То была красивая девушка двадцати семи лет, с чудными глазами, с правильной формы носом, с красиво очерченным ртом. Она стояла с поднятой головой, не потому, что хотела высокомерно оглядывать толпу: ее руки связаны были сзади, и она вынуждена была поднять голову. Дождь перестал, но так как она простояла под дождем три четверти пути, то вода текла с нее и мокрое шерстяное платье обрисовывало ее очаровательную фигуру так, как будто она вышла из ванны. Красная рубашка, которую надел на нее палач, придавала ей странный вид и особо подчеркивала великолепие этой гордой, решительной головы. Когда она подъехала к площади, дождь перестал и луч солнца, прорвавшись между двух облаков, осветил ее волосы, создав словно бы ореол.
Клянусь вам, что хотя эта девушка была убийцей и совершила преступление, правда, во имя человечества, и хотя я ненавидел это убийство, я не мог бы тогда сказать, был ли то апофеоз или казнь. Она побледнела при виде эшафота; бледность особенно оттеняла красная рубашка, которая доходила до шеи; но она тотчас же овладела собою и кончила тем, что повернулась к эшафоту и посмотрела на него улыбаясь.
Тележка остановилась. Шарлотта соскочила, не допустив, чтобы ей помогли сойти; потом она поднялась по ступеням эшафота, скользким после дождя. Она поднималась так скоро, как только это позволяла ей длина волочившейся рубашки и связанные руки. Она опять побледнела, почувствовав руку палача, который коснулся ее плеча, чтобы сдернуть косынку, закрывавшую шею, но сейчас же последняя улыбка скрыла ее бледность, и она сама, не дав привязать себя к позорной перекладине, в торжественном и почти радостном порыве вложила голову в ужасное отверстие. Нож скользнул, голова отделилась от туловища, упала на платформу и подскочила. И вот тогда, – слушайте, доктор, слушайте и вы, поэт, – тогда один из помощников палача, по имени Легро, схватил голову за волосы и из низкого желания подольститься к толпе дал ей пощечину. И вот от этой пощечины голова покраснела. Я видел это сам – не щека, а голова покраснела, слышите вы? Не одна щека, по которой он ударил, а обе щеки покраснели одинаково – чувствительность жила в этой голове, она негодовала, что подверглась оскорблению, которое не входило в приговор.

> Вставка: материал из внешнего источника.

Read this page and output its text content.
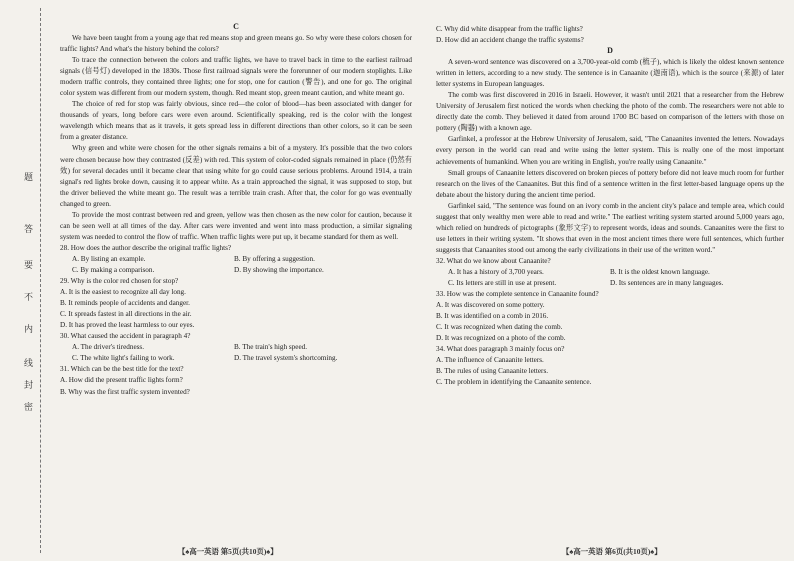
题
答
要
不
内
线
封
密

C

We have been taught from a young age that red means stop and green means go. So why were these colors chosen for traffic lights? And what's the history behind the colors?

To trace the connection between the colors and traffic lights, we have to travel back in time to the earliest railroad signals (信号灯) developed in the 1830s. Those first railroad signals were the forerunner of our modern stoplights. Like modern traffic controls, they contained three lights; one for stop, one for caution (警告), and one for go. The original color system was different from our modern system, though. Red meant stop, green meant caution, and white meant go.

The choice of red for stop was fairly obvious, since red—the color of blood—has been associated with danger for thousands of years, long before cars were even around. Scientifically speaking, red is the color with the longest wavelength which means that as it travels, it gets spread less in different directions than other colors, so it can be seen from a greater distance.

Why green and white were chosen for the other signals remains a bit of a mystery. It's possible that the two colors were chosen because how they contrasted (反差) with red. This system of color-coded signals remained in place (仍然有效) for several decades until it became clear that using white for go could cause serious problems. Around 1914, a train signal's red lights broke down, causing it to appear white. As a train approached the signal, it was supposed to stop, but the driver believed the white meant go. The result was a terrible train crash. After that, the color for go was eventually changed to green.

To provide the most contrast between red and green, yellow was then chosen as the new color for caution, because it can be seen well at all times of the day. After cars were invented and went into mass production, a similar signaling system was needed to control the flow of traffic. When traffic lights were put up, it became standard for them as well.

28. How does the author describe the original traffic lights?

A. By listing an example.	B. By offering a suggestion.
C. By making a comparison.	D. By showing the importance.

29. Why is the color red chosen for stop?

A. It is the easiest to recognize all day long.

B. It reminds people of accidents and danger.

C. It spreads fastest in all directions in the air.

D. It has proved the least harmless to our eyes.

30. What caused the accident in paragraph 4?

A. The driver's tiredness.	B. The train's high speed.
C. The white light's failing to work.	D. The travel system's shortcoming.

31. Which can be the best title for the text?

A. How did the present traffic lights form?

B. Why was the first traffic system invented?

【♠高一英语 第5页(共10页)♠】

C. Why did white disappear from the traffic lights?

D. How did an accident change the traffic systems?

D

A seven-word sentence was discovered on a 3,700-year-old comb (梳子), which is likely the oldest known sentence written in letters, according to a new study. The sentence is in Canaanite (迦南语), which is the source (来源) of later letter systems in European languages.

The comb was first discovered in 2016 in Israeli. However, it wasn't until 2021 that a researcher from the Hebrew University of Jerusalem first noticed the words when checking the photo of the comb. The researchers were not able to directly date the comb. They believed it dated from around 1700 BC based on comparison of the letters with those on pottery (陶器) with a known age.

Garfinkel, a professor at the Hebrew University of Jerusalem, said, "The Canaanites invented the letters. Nowadays every person in the world can read and write using the letter system. This is really one of the most important achievements of humankind. When you are writing in English, you're really using Canaanite."

Small groups of Canaanite letters discovered on broken pieces of pottery before did not leave much room for further research on the lives of the Canaanites. But this find of a sentence written in the first letter-based language opens up the debate about the history during the ancient time period.

Garfinkel said, "The sentence was found on an ivory comb in the ancient city's palace and temple area, which could suggest that only wealthy men were able to read and write." The earliest writing system started around 5,000 years ago, which relied on hundreds of pictographs (象形文字) to represent words, ideas and sounds. Canaanites were the first to use letters in their writing system. "It shows that even in the most ancient times there were full sentences, which further suggests that Canaanites stood out among the early civilizations in their use of the written word."

32. What do we know about Canaanite?

A. It has a history of 3,700 years.	B. It is the oldest known language.
C. Its letters are still in use at present.	D. Its sentences are in many languages.

33. How was the complete sentence in Canaanite found?

A. It was discovered on some pottery.

B. It was identified on a comb in 2016.

C. It was recognized when dating the comb.

D. It was recognized on a photo of the comb.

34. What does paragraph 3 mainly focus on?

A. The influence of Canaanite letters.

B. The rules of using Canaanite letters.

C. The problem in identifying the Canaanite sentence.

【♠高一英语 第6页(共10页)♠】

Народ видел, как покраснела голова. Народ принял сторону мертвой против живого, казненной против ее палача. Тут же толпа потребовала мести за гнусный поступок, и тут же негодяй был передан жандармам, которые отвели его в тюрьму.
Подождите, – сказал Ледрю, заметив, что доктор хочет говорить, – подождите, это еще не все.
Мне хотелось выяснить, что руководило этим человеком и побудило его совершить гнусный поступок. Я узнал, где он содержится, попросил разрешения посетить его, получил это разрешение и отправился к нему в аббатство.
Приговором революционного суда негодяй присужден был к трем месяцам тюремного заключения. Он не мог понять, почему его осудили за такой обыденный поступок, какой он совершил.